Admittedly, we have kids. Car camping + kids = the best kind of camping I can sanely manage.
The big kids have done interior canoe trips with their summer camps. They claim that they’re accomplished in the canoe. We headed out with them on a lake a few years back, on an admittedly windy day, and their paddling skills weren’t really on par with they thought their paddling skills were. I knew it would be a few years before I could take either of them in a canoe and maintain my sanity.
And with the arrival of the Doodle, well any family back country camping was put on the back burner for a few years.
But last summer, as we took our annual labour day car camping trip to Charleston Lake, we realized that we have a baby who loves sleeping in tents. We also have a toddler who prefers to be outdoors as much as possible. Actually, now that she can open the front door, she just tells us that she wants to go outside and regardless of whether we say yes or no, out the door she goes!
We’ve always wanted a canoe, we’ve always wanted to get to interior camping trips in the wilderness, and we thought that purchasing a canoe at this point in time in our life was pretty frivolous.
Our canoe is red. It’s an ultra light kevlar prospector canoe. It only weighs 48 pounds or so. It’s lovely. And it’s a tripping canoe.
With Bubaloo at summer camp, and Bella working, we ventured off as a family of three into the backwoods of Algonquin Park for a long-weekend canoe trip.
As far as canoe trips go, this one was pretty simple. We intentionally booked a trip without a portage.

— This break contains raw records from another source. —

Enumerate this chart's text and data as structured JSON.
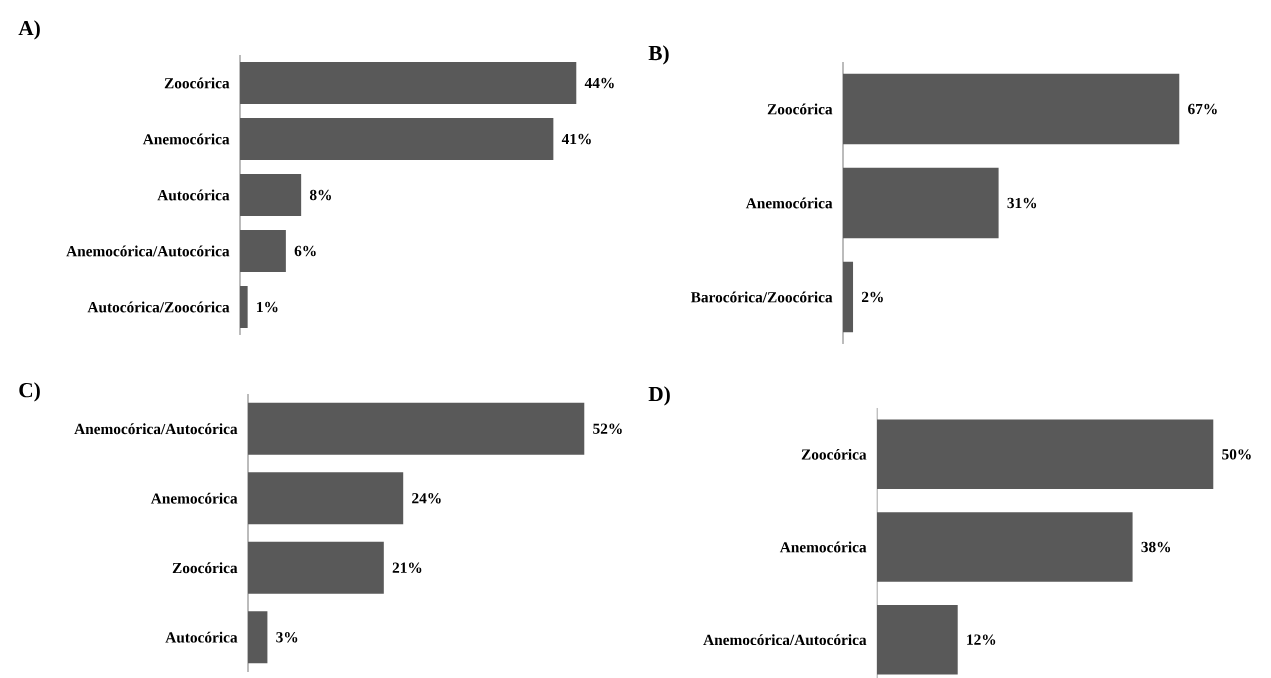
{
  "chart_data": [
    {
      "type": "bar",
      "orientation": "horizontal",
      "title": "A)",
      "color": "#595959",
      "categories": [
        "Zoocórica",
        "Anemocórica",
        "Autocórica",
        "Anemocórica/Autocórica",
        "Autocórica/Zoocórica"
      ],
      "values": [
        44,
        41,
        8,
        6,
        1
      ],
      "value_labels": [
        "44%",
        "41%",
        "8%",
        "6%",
        "1%"
      ]
    },
    {
      "type": "bar",
      "orientation": "horizontal",
      "title": "B)",
      "color": "#595959",
      "categories": [
        "Zoocórica",
        "Anemocórica",
        "Barocórica/Zoocórica"
      ],
      "values": [
        67,
        31,
        2
      ],
      "value_labels": [
        "67%",
        "31%",
        "2%"
      ]
    },
    {
      "type": "bar",
      "orientation": "horizontal",
      "title": "C)",
      "color": "#595959",
      "categories": [
        "Anemocórica/Autocórica",
        "Anemocórica",
        "Zoocórica",
        "Autocórica"
      ],
      "values": [
        52,
        24,
        21,
        3
      ],
      "value_labels": [
        "52%",
        "24%",
        "21%",
        "3%"
      ]
    },
    {
      "type": "bar",
      "orientation": "horizontal",
      "title": "D)",
      "color": "#595959",
      "categories": [
        "Zoocórica",
        "Anemocórica",
        "Anemocórica/Autocórica"
      ],
      "values": [
        50,
        38,
        12
      ],
      "value_labels": [
        "50%",
        "38%",
        "12%"
      ]
    }
  ]
}
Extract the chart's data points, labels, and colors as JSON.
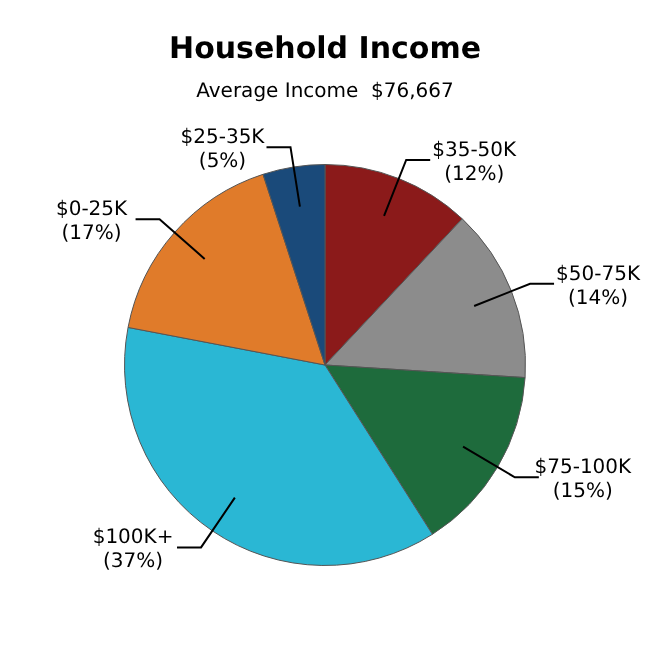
{
  "chart_data": {
    "type": "pie",
    "title": "Household Income",
    "subtitle": "Average Income  $76,667",
    "categories": [
      "$35-50K",
      "$50-75K",
      "$75-100K",
      "$100K+",
      "$0-25K",
      "$25-35K"
    ],
    "values": [
      12,
      14,
      15,
      37,
      17,
      5
    ],
    "value_labels": [
      "(12%)",
      "(14%)",
      "(15%)",
      "(37%)",
      "(17%)",
      "(5%)"
    ],
    "colors": [
      "#8b1a1a",
      "#8c8c8c",
      "#1e6b3c",
      "#2ab7d4",
      "#e07b2a",
      "#1a4a7a"
    ],
    "legend": false
  }
}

Actually, we just took a short hour-long paddle to our campsite. We wanted to be able to leave as quickly as possible should it turn out that the Doodle couldn’t manage the back woods.
As it turns out, the Doodle loves canoe tripping!
Paddling the canoe, fishing, sleeping in a tent, making a fire and roasting lots of marshmallows. She loved swimming naked in the lake, sitting perched in the stern of the canoe while I paddled behind her (and Otto sterned the boat), and swinging in the hammock with me. She loves her life jacket and the little stash of smarties we packed her that she would hoard them in her sweater pocket.
The Doodle loved walking around our island campsite in the carrier and taking trips to explore the thunder box (which she never used). She was a trooper when it came to dealing with the mosquitoes and horse flies, and even the very loud bull frog which took up residence at the edge of the lake right in front of our tent. We saw a dead moose in the water and she still talks about it till this day.
We all took long, glorious, mid-day naps, and curled up together in the tent as the sun went to sleep and the stars came out to play.
There were only two campsites on the island, and these were the only two sites at this end of the lake, so we saw very few people. It was as close to being in the wilderness alone that you can get with a toddler.
I’m so glad we stretched ourselves and got back to our roots. And I’m so glad that we have a child made for outdoor adventure.